MY FEELINGS ABOUT big perch are probably the same as yours: tremendous, almost awe-inspiring fish. And of course we do not see enough of them. It occurred to me that in this postI have not really emphasised the differences between small and large perch, the former being gullible to a laughable degree, and the latter being astonishingly canny. There must be some period in their relatively short lives (up to 15 years) when either they learn a lot of sense or their feeding habits make them less vulnerable. I suppose another possibility is that their faculties (sight, hearing, smell and so on) improve -although this hardly seems applicable to old perch.
Big perch will casually inspect a tackle rig and bait, whether it is a livebait or a spinner, and often ignore it. A couple of seconds later they will smash through a shoal of fry, and return for another laugh at your tackle. I know of no other species which shows quite the same disdain: a carp often ignores your flake or paste, but equally often gives you the impression that it didn’t see it anyway. In that case you don’t feel so bad. But big perch inspect your outfit.
The number of big perch I ‘just’ failed to catch when I used to fish for them up in Yorkshire, doesn’t bear thinking about. It seems to me that they become extremely perceptive about the hydrodynamics of objects, and if the object isn’t doing exactly what it should be doing, namely swimming more or less naturally, or wriggling in the same way, then they don’t want to know. In no other species is the contrast between young and old fish so marked.
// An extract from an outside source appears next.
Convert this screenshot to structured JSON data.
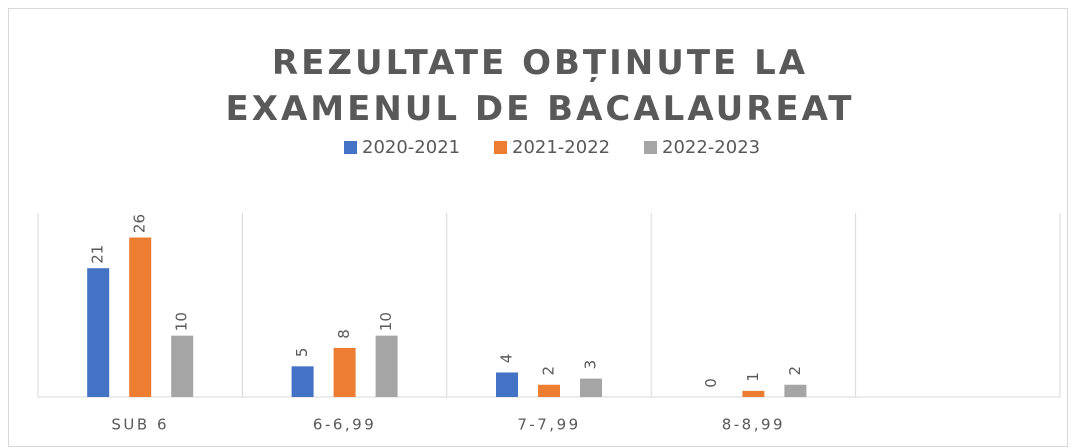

As a generalisation, a problem arises when the angler wants perch over the pound mark. It is not just a question of throwing a minnow at them, for perch of two to three oz will take a minnow quite readily. If it is decided to use livebait to sort out the sizes then small roach or big gudgeon are more likely to succeed. And as a general rule one cannot assume that, because a pond is teeming with small perch, it has no big ones. The perch population, in still waters in particular, seems to go in cycles.
Suppose we start with a water holding a small population of big perch. As the perch get older and bigger they also get fewer in number, but eventually they have a really good breeding year which produces a crop of youngsters which they cannot reduce by preying. The tendency from that point on, unless there is heavy predation by pike, is for many perch to inhabit the water. They may or may not become stunted: once a perch reaches an ounce or two it will feed on small fish, and in subsequent breeding years may be heavily preyed upon by the bumper perch crop produced by the earlier big perch. As these, the fish of this bumper year, get older and bigger, they get fewer in number and eventually you finish up at stage one – the point at which the big ones are too few in number to keep down the offspring of an unusually good spawning year.